When digital cameras reached 14 MP, with the first being the Pentax K20D, criticism was raised, that lenses won't cope. It's now crept up to 24MP for APS-C and the sensors are praised for their detailed pictures. Makes me wonder how great all these new kit lenses must be??? Or it was all just a media hype?
Using a DX lens on a D800 brings the resolution down to about 15MP which is roughly the same pixel pitch as a Nikon D7000 or Pentax K5 - it is also considered the best compromise between pixel size and resolution. So a D800 is basically a full frame version of a 16MP APS-C sensor as far as I understand it.
I think you do need much better glass for a D7100 or D5300 (than a D800) to get the best out of the sensor and a much steadier hand (or fast shutter speeds) for really sharp pictures. Such a high amount of photo sites will pick up any lens movement ....
I reckon if Nikon also produced a "D800" with a 24MP sensor, it'd be more appealing to a wider audience.

Mike Davis

Regarding the excellent demo of diffraction's impact at various f-stops, on page 25 of this review, where is the photo showing what could have been accomplished using Photoshop ACR sharpening against an f/4 RAW file?
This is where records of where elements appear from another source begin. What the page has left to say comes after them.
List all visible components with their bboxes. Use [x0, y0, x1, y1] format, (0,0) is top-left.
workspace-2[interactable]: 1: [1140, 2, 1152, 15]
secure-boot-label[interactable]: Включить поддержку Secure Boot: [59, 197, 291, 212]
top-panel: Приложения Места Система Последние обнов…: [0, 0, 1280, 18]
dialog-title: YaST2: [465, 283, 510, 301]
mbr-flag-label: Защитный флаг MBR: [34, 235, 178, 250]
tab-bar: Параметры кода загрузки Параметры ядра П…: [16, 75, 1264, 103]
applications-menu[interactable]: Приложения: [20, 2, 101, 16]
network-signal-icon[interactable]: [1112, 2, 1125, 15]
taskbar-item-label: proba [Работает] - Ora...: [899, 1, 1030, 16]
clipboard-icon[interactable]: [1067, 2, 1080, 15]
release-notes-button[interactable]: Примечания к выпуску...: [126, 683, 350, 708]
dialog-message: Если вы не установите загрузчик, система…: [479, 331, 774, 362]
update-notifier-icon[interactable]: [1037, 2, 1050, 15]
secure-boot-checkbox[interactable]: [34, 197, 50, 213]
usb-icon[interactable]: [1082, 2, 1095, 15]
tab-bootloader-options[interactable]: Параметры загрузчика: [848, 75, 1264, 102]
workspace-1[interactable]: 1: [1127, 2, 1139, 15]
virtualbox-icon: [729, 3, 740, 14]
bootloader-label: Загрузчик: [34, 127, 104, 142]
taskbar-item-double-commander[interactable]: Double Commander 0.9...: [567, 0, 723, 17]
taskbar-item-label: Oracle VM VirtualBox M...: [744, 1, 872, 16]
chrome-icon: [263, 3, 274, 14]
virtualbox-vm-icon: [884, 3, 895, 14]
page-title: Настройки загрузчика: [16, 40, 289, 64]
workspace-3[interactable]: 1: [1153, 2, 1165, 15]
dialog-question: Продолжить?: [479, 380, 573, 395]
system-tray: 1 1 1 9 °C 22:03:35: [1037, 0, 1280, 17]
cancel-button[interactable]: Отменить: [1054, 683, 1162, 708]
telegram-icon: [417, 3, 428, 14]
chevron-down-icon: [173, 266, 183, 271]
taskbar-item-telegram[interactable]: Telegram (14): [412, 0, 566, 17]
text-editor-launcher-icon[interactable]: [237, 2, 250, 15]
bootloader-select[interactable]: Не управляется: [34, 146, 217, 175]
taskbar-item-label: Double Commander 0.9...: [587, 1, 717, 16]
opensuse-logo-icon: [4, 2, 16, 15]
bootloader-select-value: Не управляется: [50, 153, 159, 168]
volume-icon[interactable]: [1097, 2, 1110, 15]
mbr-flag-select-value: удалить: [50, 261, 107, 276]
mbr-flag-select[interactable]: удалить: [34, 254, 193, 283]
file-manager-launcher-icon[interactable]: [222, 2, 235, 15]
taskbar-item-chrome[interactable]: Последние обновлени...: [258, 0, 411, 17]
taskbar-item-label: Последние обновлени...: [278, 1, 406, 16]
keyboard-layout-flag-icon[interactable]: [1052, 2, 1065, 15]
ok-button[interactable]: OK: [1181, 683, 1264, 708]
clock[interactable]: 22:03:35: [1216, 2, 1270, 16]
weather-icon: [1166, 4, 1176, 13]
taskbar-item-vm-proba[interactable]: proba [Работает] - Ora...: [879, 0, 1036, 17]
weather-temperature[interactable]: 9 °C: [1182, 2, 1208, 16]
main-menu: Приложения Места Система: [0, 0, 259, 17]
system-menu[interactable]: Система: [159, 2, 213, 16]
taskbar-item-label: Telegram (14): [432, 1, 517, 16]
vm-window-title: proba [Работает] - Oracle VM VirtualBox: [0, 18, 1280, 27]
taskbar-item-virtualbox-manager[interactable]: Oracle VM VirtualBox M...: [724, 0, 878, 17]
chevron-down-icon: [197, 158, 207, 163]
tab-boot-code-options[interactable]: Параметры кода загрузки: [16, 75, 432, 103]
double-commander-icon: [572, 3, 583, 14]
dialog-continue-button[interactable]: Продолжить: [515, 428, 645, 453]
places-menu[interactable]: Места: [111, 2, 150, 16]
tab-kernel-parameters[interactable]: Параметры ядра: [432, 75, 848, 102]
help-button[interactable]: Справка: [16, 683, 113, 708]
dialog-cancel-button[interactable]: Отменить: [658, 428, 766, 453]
I would very much like to compare sharpening of the f/4 RAW file to sharpening of the f/22 RAW file. Surely, a silk purse made from silk would be more attractive than a silk purse made from a pig's ear.

Link to page 25 of this review:



Maybe it's just me, but I see this camesas looking more and more like a melted soap bar. I miss the days when bodies had straight, clean lines. They were also much smaller, for the same full frame film...

sebastian huvenaars

Funny, soap bars tend to follow the shape of your hands over time... Aesthetics vs ergonomics.